In Italia, caro ministro, la scuola è fallita e il sistema lavoro fa ancora più schifo, lo sa? No, forse non lo sa. Perché ho come l’impressione che lei il mercato del lavoro non lo ha mai dovuto affrontare davvero. Guardi, questo è il suo scarno curriculum.

Niente laurea, lei è un perito agrario, ma mica è un problema, siamo abituati ai ministri non laureati. Ehi, non fraintenda: è perfino superfluo dire che io apprezzo e ammiro chiunque, laureato e non laureato. Don’t judge a book from its cover, direbbero all’estero. Capisce cosa vuol dire? Lo sa l’inglese? Credo di no. Mi pare di capire dal suo curriculum che il suo cursus honorum si è svolto tutto tra le protettive e accoglienti braccia del partitone emiliano, quello di sinistra, quello che pensava ai giovani e ai lavoratori. Forse lei non ha mai dovuto emigrare per trovare lavoro, non ha mai dovuto imparare in fretta una lingua straniera perché se non capiva le ordinazioni la licenziavano, non ha mai dovuto sottoporsi all’ esame di una decina di spietati professori anglosassoni che valutavano i tuoi lavori scientifici con il crivello e poi ti dicevano di preparare una lezione in inglese in due ore.

Ecco, a uno come me, a uno come il mio amico Ottavio – che ora è professore alla Columbia University -, o al mio amico Giancarlo – che era lavapiatti e ora ha una catena di ristoranti e fa le tagliatelle più buone di New York, lei ha detto che: “E’ bene che stiano dove sono andati, perché sicuramente questo Paese non soffrirà a non averli più fra i piedi”. Che rispetto per i lavoratori, proprio da illuminato uomo di sinistra.
Sa cosa penso?
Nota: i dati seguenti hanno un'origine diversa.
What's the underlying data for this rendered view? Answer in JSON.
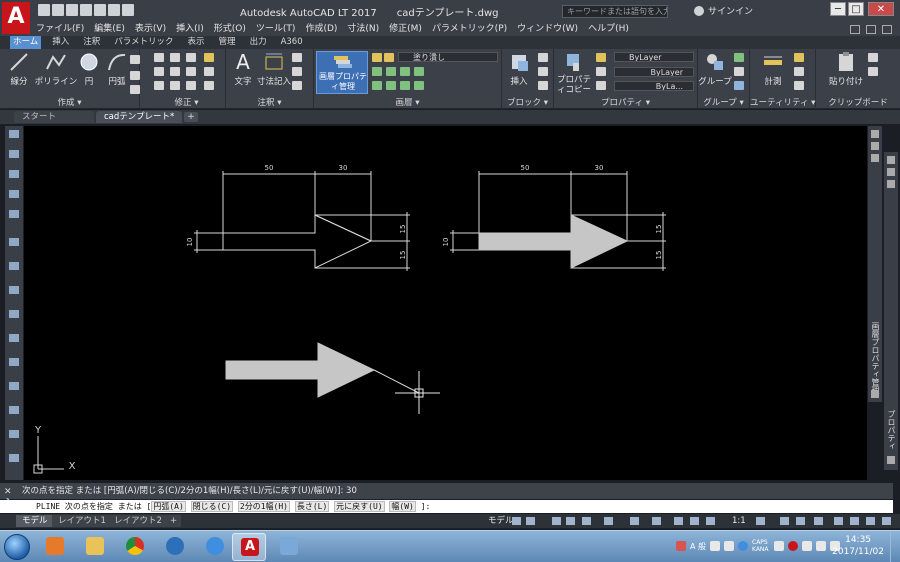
{
  "window": {
    "title": "Autodesk AutoCAD LT 2017　　cadテンプレート.dwg",
    "search_placeholder": "キーワードまたは語句を入力",
    "signin": "サインイン",
    "controls": {
      "minimize": "─",
      "maximize": "□",
      "close": "✕"
    }
  },
  "menu": [
    "ファイル(F)",
    "編集(E)",
    "表示(V)",
    "挿入(I)",
    "形式(O)",
    "ツール(T)",
    "作成(D)",
    "寸法(N)",
    "修正(M)",
    "パラメトリック(P)",
    "ウィンドウ(W)",
    "ヘルプ(H)"
  ],
  "ribbon_tabs": [
    "ホーム",
    "挿入",
    "注釈",
    "パラメトリック",
    "表示",
    "管理",
    "出力",
    "A360"
  ],
  "ribbon": {
    "draw": {
      "line": "線分",
      "polyline": "ポリライン",
      "circle": "円",
      "arc": "円弧",
      "label": "作成 ▾"
    },
    "modify": {
      "label": "修正 ▾"
    },
    "annotation": {
      "text": "文字",
      "dimension": "寸法記入",
      "label": "注釈 ▾"
    },
    "layers": {
      "layer_properties": "画層プロパティ管理",
      "layer_state": "塗り潰し",
      "label": "画層 ▾"
    },
    "block": {
      "insert": "挿入",
      "label": "ブロック ▾"
    },
    "properties": {
      "match": "プロパティコピー",
      "color": "ByLayer",
      "linetype": "ByLayer",
      "lineweight": "ByLa...",
      "label": "プロパティ ▾"
    },
    "groups": {
      "group": "グループ",
      "label": "グループ ▾"
    },
    "utilities": {
      "measure": "計測",
      "label": "ユーティリティ ▾"
    },
    "clipboard": {
      "paste": "貼り付け",
      "label": "クリップボード"
    }
  },
  "file_tabs": [
    "スタート",
    "cadテンプレート*"
  ],
  "drawing": {
    "dim_top_left": "50",
    "dim_top_right": "30",
    "dim_left": "10",
    "dim_right_upper": "15",
    "dim_right_lower": "15",
    "ucs_x": "X",
    "ucs_y": "Y"
  },
  "right_palette_label": "画層プロパティ管理",
  "right_palette2_label": "プロパティ",
  "command": {
    "history": "次の点を指定 または [円弧(A)/閉じる(C)/2分の1幅(H)/長さ(L)/元に戻す(U)/幅(W)]: 30",
    "prompt_prefix": "PLINE 次の点を指定 または",
    "options": [
      "円弧(A)",
      "閉じる(C)",
      "2分の1幅(H)",
      "長さ(L)",
      "元に戻す(U)",
      "幅(W)"
    ],
    "suffix": "]:"
  },
  "layout_tabs": [
    "モデル",
    "レイアウト1",
    "レイアウト2"
  ],
  "status": {
    "model": "モデル",
    "scale": "1:1"
  },
  "taskbar": {
    "tray_text": "A 般",
    "caps": "CAPS KANA",
    "time": "14:35",
    "date": "2017/11/02"
  }
}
Che uno come lei, per dire, alla Columbia University di New York (Usa) dove ho lavorato io, non l’avrebbero mai preso, e neanche al Ristorante Ribalta di New York, guarda caso. Caro compagno Poletti, ma non è che le brucia perché col suo curriculum le è già andata grassa che l’hanno preso alla Legacoop di Budrio (Italy) e poi è persino diventato ministro?